Albane, (François) né à Bologne en 1578, mort dans la même ville en 1660. Son pere, marchand de soie, voulut inutilement le faire de sa profession. La passion dominante du fils, le décida pour la Peinture. Il se mit d’abord chez Denis Calvart dont nous avons parlé ci-dessus, & pour son bonheur il y trouva le Guide. Ils se lierent d’une étroite amitié, & ne tarderent pas à passer ensemble dans l’école des Carraches ; ensuite ils se rendirent à Rome, où l’Albane

perfectionna ses talens, & devint un des plus agréables & des plus savans peintres du monde. Il cultiva toute sa vie l’étude des belles-lettres, & se servit utilement & ingénieusement des lumieres qu’elles lui fournirent, pour enrichir ses inventions des ornemens de la Poésie.
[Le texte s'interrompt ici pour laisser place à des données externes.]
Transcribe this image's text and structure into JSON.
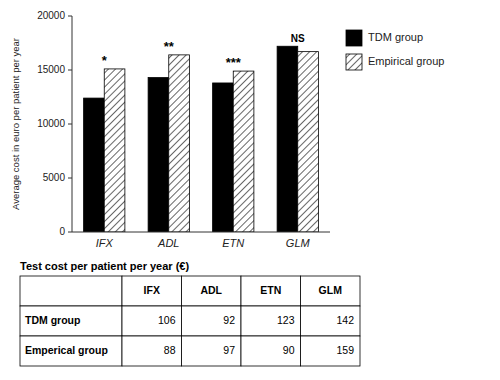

Il épousa en secondes noces une femme qui lui apporta en dot peu de richesses, mais une grande beauté. Elle servit plus d’une fois de modele à l’Albane, qui la peignoit tantôt en nymphe, tantôt en Vénus, tantôt en déesse. Il en eut douze enfans, & prit le même plaisir à les peindre en amours ; sa femme les tenoit dans ses bras, ou les suspendoit avec des bandelettes, & les lui présentoit dans toutes les attitudes touchantes qu’il a si bien exprimées dans ses petits tableaux. De-là vient qu’ils se sont dispersés comme des pierres précieuses par toute l’Europe, & ont été payés très-chérement : il ne faut pas s’en étonner ; la legereté, l’enjouement, la facilité, & la grace, caracterisent les ouvrages de l’Albane.

Lanfranc, (Jean) né à Parme de parens pauvres en 1581, mort à Rome dans l’opulence en 1647. Disciple des Carraches, il fit des progrès rapides qui lui acquirent promptement de la célébrité, des richesses, & beaucoup d’occupation. Il excelloit dans les grandes machines, & se montra dans ce genre un des premiers peintres du monde. La voûte de la premiere chapelle de l’église de S. Pierre, & la coupole de S. André della Vallé à Rome, justifierent la hardiesse & l’étendue de son génie.

Les papes Paul V. & Urbain VIII. comblerent Lanfranc de biens & d’honneurs ; mais sur-tout un caractere doux & tranquille, une femme aimable, & des enfans qui réunissoient tous les talens d’agrément, le rendirent heureux.

Ses principaux ouvrages sont à Rome, à Naples, & à Plaisance. Toute la chapelle de S. Jean-Baptiste à Rome, est de sa main.

Dominiquin, (Dominique Zampiéri, dit le) né à Bologne en 1581, mort en 1641. Il se mit sous la discipline des Carraches, & remplit la prophétie d’Annibal son maître, qui prédit que le Dominiquin nourriroit un jour la Peinture. Cependant ses études furent tournées en ridicule, ses premieres productions méprisées, sa persévérance traitée de tems perdu, & son silence de stupidité.

En effet la nature lui donna un esprit paresseux, pesant, & stérile ; mais par son opiniâtreté dans le travail, il acquit de la facilité, de la fécondité, de l’imagination, j’allois presque dire du génie : du moins sa persévérance opiniâtre, la bonté cachée de son esprit, & la solidité de ses réflexions, lui tenant lieu du don de la nature, que nous appellons génie, ont fait produire au Dominiquin des ouvrages dignes de la postérité.

Absorbé dans son art, il amassa peu-à-peu un thrésor de science ; qui se découvrit en son tems. Son esprit enveloppé comme un ver à soie l’est dans sa coque, après avoir long-tems travaillé dans la solitude, se développa, s’anima, prit l’essor, & se fit admirer non-seulement de ses confreres qui avoient tâché de le dégoûter, mais des Carraches même qui l’avoient soûtenu. En un mot, les pensées du Dominiquin s’éleverent insensiblement au point qu’il s’en faut peu qu’elles ne soient arrivées jusqu’au sublime, si l’on ne veut pas convenir qu’il y a porté quelques-uns de ses ouvrages ; comme le martyre de S. André, la communion de S. Jerôme, le S. Sébastien qui est dans la seconde chapelle de l’église de saint Pierre, le Musée, & autres morceaux admirables, qu’il a faits à Rome à la chapelle du thrésor de Naples, & à l’abbaye de Grotta Ferrata ; monumens éternels de sa capacité.